Tech pioneer-turned-philanthropist Bill Gates fears a "dysfunctional" approach to distributing Covid-19 vaccines, despite an inspiring effort by biopharmaceutical companies to produce promising candidates with high measures of protection.

Developing apparently effective vaccines so quickly - especially exploiting a novel approach that uses mRNA to instruct cells to make viral proteins and trigger an immune response - has been "fantastic," Gates said in conversation with Rick Berke, co-founder and executive editor of STAT, a leading publication specialising in the biopharmaceutical industry, during the 2020 STAT Summit. Despite worries about the speed with which companies moved to get there under perceived political pressure, he said "no corners were cut" by companies backed by Operation Warp Speed or by Pfizer, which developed a vaccine with a German partner without U.S. government funding.

But Gates is troubled by the logistics of vaccine distribution, which he said has been left to states to manage without adequate federal guidance to lead the way.

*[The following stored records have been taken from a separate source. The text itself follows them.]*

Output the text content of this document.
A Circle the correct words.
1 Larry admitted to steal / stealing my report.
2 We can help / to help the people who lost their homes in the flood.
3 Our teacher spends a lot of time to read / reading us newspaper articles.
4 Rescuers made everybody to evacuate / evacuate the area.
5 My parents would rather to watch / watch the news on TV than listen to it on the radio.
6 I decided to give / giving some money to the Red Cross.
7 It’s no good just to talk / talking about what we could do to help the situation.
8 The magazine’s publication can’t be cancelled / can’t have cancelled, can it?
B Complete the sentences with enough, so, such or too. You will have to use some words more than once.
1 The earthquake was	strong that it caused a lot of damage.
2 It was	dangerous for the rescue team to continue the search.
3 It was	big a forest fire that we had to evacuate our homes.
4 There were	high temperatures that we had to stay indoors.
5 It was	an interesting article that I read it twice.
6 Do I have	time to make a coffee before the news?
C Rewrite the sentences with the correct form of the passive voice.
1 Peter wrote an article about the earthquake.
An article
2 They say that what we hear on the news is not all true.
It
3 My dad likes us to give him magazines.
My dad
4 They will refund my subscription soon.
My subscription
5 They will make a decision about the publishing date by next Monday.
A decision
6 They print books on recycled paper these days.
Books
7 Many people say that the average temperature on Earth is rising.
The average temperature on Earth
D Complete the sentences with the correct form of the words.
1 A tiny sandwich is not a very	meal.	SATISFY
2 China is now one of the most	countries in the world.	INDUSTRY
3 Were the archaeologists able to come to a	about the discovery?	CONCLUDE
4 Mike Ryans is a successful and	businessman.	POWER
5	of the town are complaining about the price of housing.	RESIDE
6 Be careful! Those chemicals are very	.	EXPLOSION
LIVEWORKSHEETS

At issue: getting vaccine to people who need it the most, tracking their two doses, making sure the vaccine doesn't expire because of the need to keep it so cold, and following how people are doing in case there are "breakthrough" infections.

"I'm worried about vaccine distribution not going to the right people," he said. "Wow, it is a dysfunctional set of people at the moment."

Gates said the military's part in distributing the vaccine is opaque right now. "I wish I understood better what people think the military role is here," he said. "I don't, and I don't find it clearly articulated. Is this being left up to the states to do?"

Gates is less concerned about whether people will want to be vaccinated. "There's always vaccine hesitancy. There's left-wing vaccine hesitancy, there's right-wing vaccine hesitancy," he said. "Hopefully it doesn't become like mask-wearing, where one party thinks it's a sign of surrender or a lack of freedom."

He said the vaccines likely to reach the market a bit after the initial shots could have advantages. While Pfizer and Moderna have been the first companies to report early, encouraging results in late-stage clinical trials of their mRNA vaccines, Gates said the levels of antibodies elicited are much higher in more conventional vaccines being developed by Novavax and Johnson and Johnson; AstraZeneca's comes in a little below the mRNA ones. Gates also said the cold-chain requirements and the cost of scaling up mRNA vaccine production "is not as attractive" as the other approaches.

"The fact that Novavax and J and J are above Pfizer makes us very hopeful that in the first quarter [of 2021] those vaccines will get approved and those we can make in many hundreds of millions per month in these developing world factories."

The Trump administration has fumbled in two other important, damaging ways, said Gates, the billionaire philanthropist, co-founder of Microsoft, and co-chair of the Bill and Melinda Gates Foundation. First, federal officials missed the mark on diagnostics early in the pandemic and then the White House muffled the public health voices at the Centers for Disease Control and Prevention that could have delivered information people needed to stem the spread of the virus.

"I really think the CDC was not allowed to do its job. Right now, things are kind of confused, about, are they all just following Scott Atlas' sort of nihilism or what the hell is going on?" he said about the president's adviser on Covid-19. "I'm just not seeing what you would want to see for a well-managed rollout. Who's in charge? Is it Scott Atlas who's in charge? Because he's busy attacking other experts."

In contrast, Gates praised the Covid-19 advisers President-elect Joe Biden has chosen. "He's appointed a really strong group of people and we've worked with many of them, you know, in the global health community. ... He's gonna overdo it on listening to science, which is a wonderful thing."

Two years ago, long before Covid-19 was on anybody's radar, Gates said in an interview with STAT that he had urged President Trump to invest in technologies to respond to a pandemic.

"My conversations with Trump were early in his administration, where I said, hey let's invest in vaccines, both for the pandemic and for HIV and other things that he had a chance to lead on," Gates recalled Tuesday. "It didn't go exactly in the direction I'd hoped for."

Gates said by February of this year, as it became clear the epidemic was going to break out of China and go global, he did not foresee that the U.S., with its resources and knowledge, would be so hard-hit. "Of course at that time, we wouldn't have thought the U.S. would be the primary country to suffer."

He said he has been in regular contact with Anthony Fauci, the government's preeminent infectious disease expert, throughout the epidemic. "Normally, Tony and I, on infectious disease stuff, are very obscure. When we go to a cocktail party, and we're talking about TB and malaria, people are not like 'Wow, that's so interesting, I'm so glad that we've got you here,'" Gates joked.

Besides their focus on infectious disease, they also share being the targets of criticism and even conspiracy theories about their work. They both shrug it off, Gates said: "When the president of the United States questioned his scientific credentials or his judgment, I didn't see any discouragement on his part."

Gates has been warning for decades of the need for pandemic preparedness. Now that it's here, he wishes there had been more time to be ready to meet its challenges.

The coronavirus pandemic is "not a world war, but it's in that league," he said.